Partial derivatives are crucial for modelling systems where outcomes depend on multiple factors. Key applications include:
- Economics: To find how a change in the price of one product affects the demand for another (cross-price elasticity).
- Physics: In thermodynamics (e.g., Maxwell's relations), electromagnetism (Maxwell's equations), and fluid dynamics to describe how quantities like pressure, temperature, and velocity change in space and time.
- Engineering: To analyse heat transfer, stress distribution in materials, and control systems.
- Machine Learning: To optimise model performance using algorithms like gradient descent, which relies on partial derivatives of a loss function.
7. How are partial derivatives used in optimisation problems?
Partial derivatives are fundamental to finding the maximum or minimum values of a multivariable function. To find these optimal points (known as critical points), we calculate the first-order partial derivatives with respect to each variable and set them all equal to zero. Solving this system of equations gives us the coordinates of potential maxima, minima, or saddle points. Further analysis using second-order partial derivatives (the Hessian matrix) helps classify these points.
8. What is a second-order partial derivative and what does it tell us?
A second-order partial derivative is obtained by differentiating a function twice. For a function f(x, y), there are four types: ∂²f/∂x², ∂²f/∂y², ∂²f/∂x∂y, and ∂²f/∂y∂x. They provide deeper insights into the function's geometry:
- ∂²f/∂x² and ∂²f/∂y² describe the concavity (how the surface curves) in the x and y directions, respectively.
- The mixed partial derivatives (∂²f/∂x∂y) describe how the slope in one direction changes as you move in another direction. They are essential for confirming if a critical point is a maximum, minimum, or saddle point.
9. What are some common mistakes students make when calculating partial derivatives?
Common mistakes often arise from confusing partial with ordinary differentiation. Key errors to avoid include:
- Forgetting to treat other variables as constants: Accidentally differentiating a variable like 'y' when finding ∂f/∂x.

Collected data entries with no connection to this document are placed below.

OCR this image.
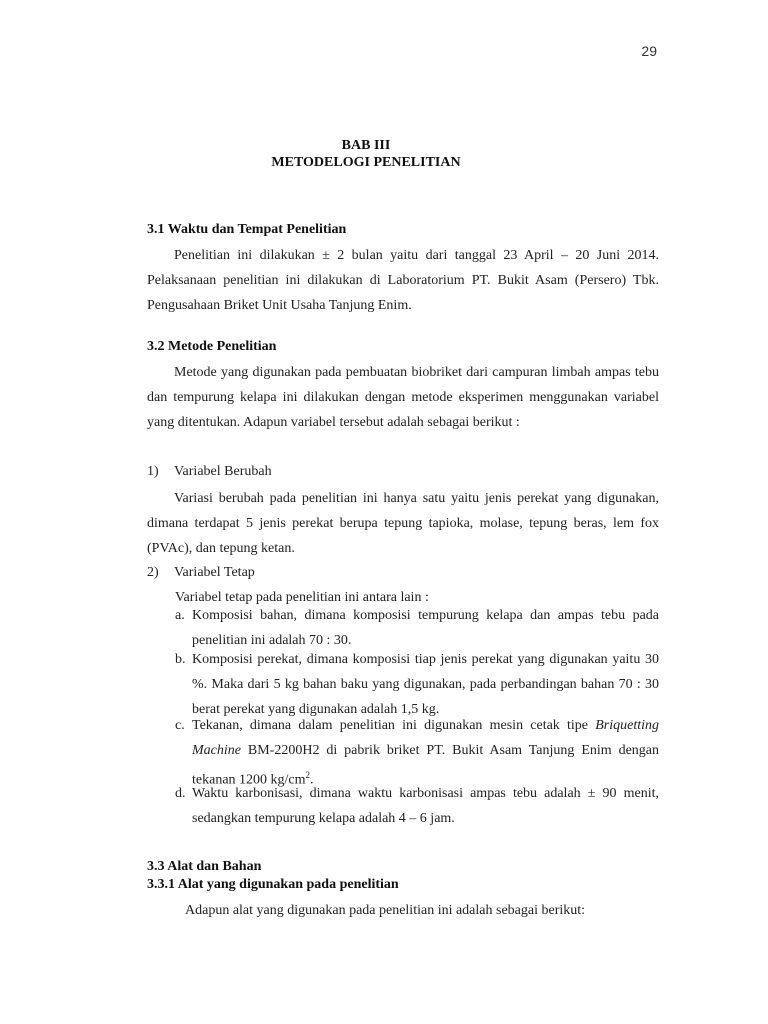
29
BAB III
METODELOGI PENELITIAN
3.1 Waktu dan Tempat Penelitian
Penelitian ini dilakukan ± 2 bulan yaitu dari tanggal 23 April – 20 Juni 2014. Pelaksanaan penelitian ini dilakukan di Laboratorium PT. Bukit Asam (Persero) Tbk. Pengusahaan Briket Unit Usaha Tanjung Enim.
3.2 Metode Penelitian
Metode yang digunakan pada pembuatan biobriket dari campuran limbah ampas tebu dan tempurung kelapa ini dilakukan dengan metode eksperimen menggunakan variabel yang ditentukan. Adapun variabel tersebut adalah sebagai berikut :
1) Variabel Berubah
Variasi berubah pada penelitian ini hanya satu yaitu jenis perekat yang digunakan, dimana terdapat 5 jenis perekat berupa tepung tapioka, molase, tepung beras, lem fox (PVAc), dan tepung ketan.
2) Variabel Tetap
Variabel tetap pada penelitian ini antara lain :
a. Komposisi bahan, dimana komposisi tempurung kelapa dan ampas tebu pada penelitian ini adalah 70 : 30.
b. Komposisi perekat, dimana komposisi tiap jenis perekat yang digunakan yaitu 30 %. Maka dari 5 kg bahan baku yang digunakan, pada perbandingan bahan 70 : 30 berat perekat yang digunakan adalah 1,5 kg.
c. Tekanan, dimana dalam penelitian ini digunakan mesin cetak tipe Briquetting Machine BM-2200H2 di pabrik briket PT. Bukit Asam Tanjung Enim dengan tekanan 1200 $kg/cm^2$.
d. Waktu karbonisasi, dimana waktu karbonisasi ampas tebu adalah ± 90 menit, sedangkan tempurung kelapa adalah 4 – 6 jam.
3.3 Alat dan Bahan
3.3.1 Alat yang digunakan pada penelitian
Adapun alat yang digunakan pada penelitian ini adalah sebagai berikut:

- Incorrectly applying the product or chain rule: Forgetting that a variable treated as a constant might be part of a product, e.g., in ∂/∂x (x²y), 'y' is a constant multiplier.
- Dropping constant terms incorrectly: A term like 'y²' becomes 0 when differentiating with respect to x, but in a term like 'x²y', the 'y' remains.
- Confusing notation: Using 'd' when '∂' is required, which changes the meaning of the operation.
10. What does the symbol ∂ represent in mathematics?
The symbol ∂ is called the 'partial derivative sign' or simply 'partial'. It is also informally known as 'del', 'doh', or 'curly d'. Its purpose is to explicitly distinguish partial differentiation from ordinary (or total) differentiation, which uses the symbol 'd'. When you see ∂f/∂x, it is a clear instruction that 'f' is a function of multiple variables, and you should only differentiate with respect to 'x' while treating all other variables as fixed constants.